Aereo, quitte ou double : en attendant le jugement de juillet

Alors que la déferlante House of Cards s’abat sur 44 millions de chaumières, l’écosystème américain de diffusion télé pourrait bien être ébranlé encore une fois en juillet prochain par un jugement que la Cour suprême américaine devra rendre dans une cause opposant les géants de la diffusion télévisuelle aux États-Unis, et une entreprise qui a décidé de jouer le tout pour le tout, Aereo.

Comme nous en avions fait état dans un billet précédent, Aereo est une entreprise qui propose à ses clients de louer à prix très modique de petites antennes grosses comme des pièces de monnaie, des antennes qui captent les signaux hertziens des diffuseurs dans des périmètres géographiques correspondant à ceux des antennes traditionnelles. Ces mini-antennes individuelles, stockées dans des centres d’enregistrement et de redistribution, sont reliées par Internet aux récepteurs domestiques des usagers. Une version haute technologie des « oreilles de lapin », sans le tourment de l’installation et des écrans enneigés.

Au cœur de ces poursuites, deux positions se dessinent clairement. D’un côté, Aereo se définit comme un service d’enregistrement et de collecte de signal individuel, semblable à la location d’une antenne ou d’un enregistreur personnel; de l’autre, le consortium de diffuseurs (qui comprend ABC, NBC, CBS et FOX) prétend que Aereo s’approprie illégalement des signaux (et des contenus) qui ne lui appartiennent pas, violant ainsi le Copyright Actaméricain.

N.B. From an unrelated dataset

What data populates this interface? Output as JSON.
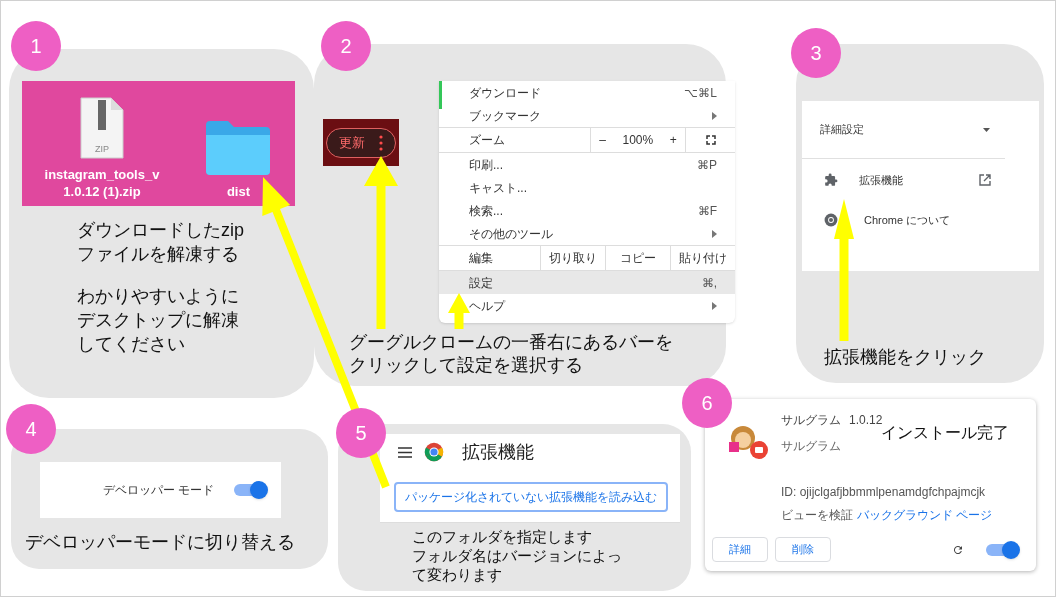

Ces positions campées réactivent un débat qui est loin d’être résolu, où cinq grands vecteurs des chaînes de valeur traditionnelles, soit les droits, la technologie, la réglementation nationale, les nouveaux usages et les structures industrielles, sont interpellés. Au cœur des délibérations possibles : la définition de « diffusion » et de droits de diffusion, l’explosion des bouquets câblés, le prix et la rentabilité de l’information, la pérennité des stations locales qui servent de relais aux signaux, etc. Mais ce que cette cause met en lumière, c’est la réactivité des grandes entreprises de diffusion devant l’émergence de « petits » entrepreneurs technos qui ont d’excellents avocats et qui argumentent avec brio la neutralité idéologique de la technologie et le droit des consommateurs à capter des signaux que l’État a donné aux diffuseurs comme un privilège.

Depuis 2013, Aereo a gagné les poursuites dans lesquelles elle était citée, poursuites déposées par les CBS, NBC, PBS et autres géants. Alors que la National Football League et la Major League Baseball appuient les diffuseurs, Aereo a surpris les observateurs en disant souhaiter que la Cour suprême entende la cause et statue rapidement. Cette situation est assez rare, mais pas inexplicable.

En effet, Aereo a obtenu des jugements favorables, dont un en appel. Ceci dit, son principal compétiteur, FilmOn X, n’est pas dans la même situation, car il a perdu presque toutes ses poursuites depuis son lancement.

Est-ce parce que les avocats de FilmOn X ne sont pas aussi habiles, parce que les brefs de description de la technologie ne sont pas aussi clairs, parce que les dirigeants respectifs ont des styles entrepreneuriaux différents ou parce que le service de Aereo est légal, alors que celui de FilmOn X ne l’est pas? Chose certaine, tous s’entendent sur la nécessité d’un jugement global, qui éviterait des poursuites dans chacun des marchés où sont lancés les nouveaux services, ou des jugements à la pièce où des variantes technologiques subtiles ne sont pas comprises correctement.

Qui plus est, certains jugements ont laissé transparaître une dissidence de la part de certains juges, qui considèrent que ces startups technologiques cherchent les trous dans la réglementation et concoctent des « bidules » techniques destinés à ébranler le système de droits et de distribution, en faisant valoir au maximum les droits des consommateurs à la captation individuelle des ondes.

Après plus d’un an de déploiement, de poursuites et de chicanes publiques médiatisées, certains géants se rendent compte qu’ils pourraient eux aussi offrir ces services ou que, à tout le moins, leur rentabilité ne serait pas touchée. Alors, au fond, qui serait perdant si Aereo gagnait sa cause?


Suzanne Lortie
Détentrice d’un diplôme en production de l’École nationale de théâtre du Canada et d’un MBA de HEC Montréal, Suzanne Lortie est professeure à l’Université du Québec à Montréal (UQAM) depuis juillet 2012. Directrice de production et productrice déléguée en télévision depuis 1992 (grandes séries variétés et culture primées aux galas des prix Gémeaux et par l’ADISQ, documentaires), elle est consultante en stratégies nouveaux médias.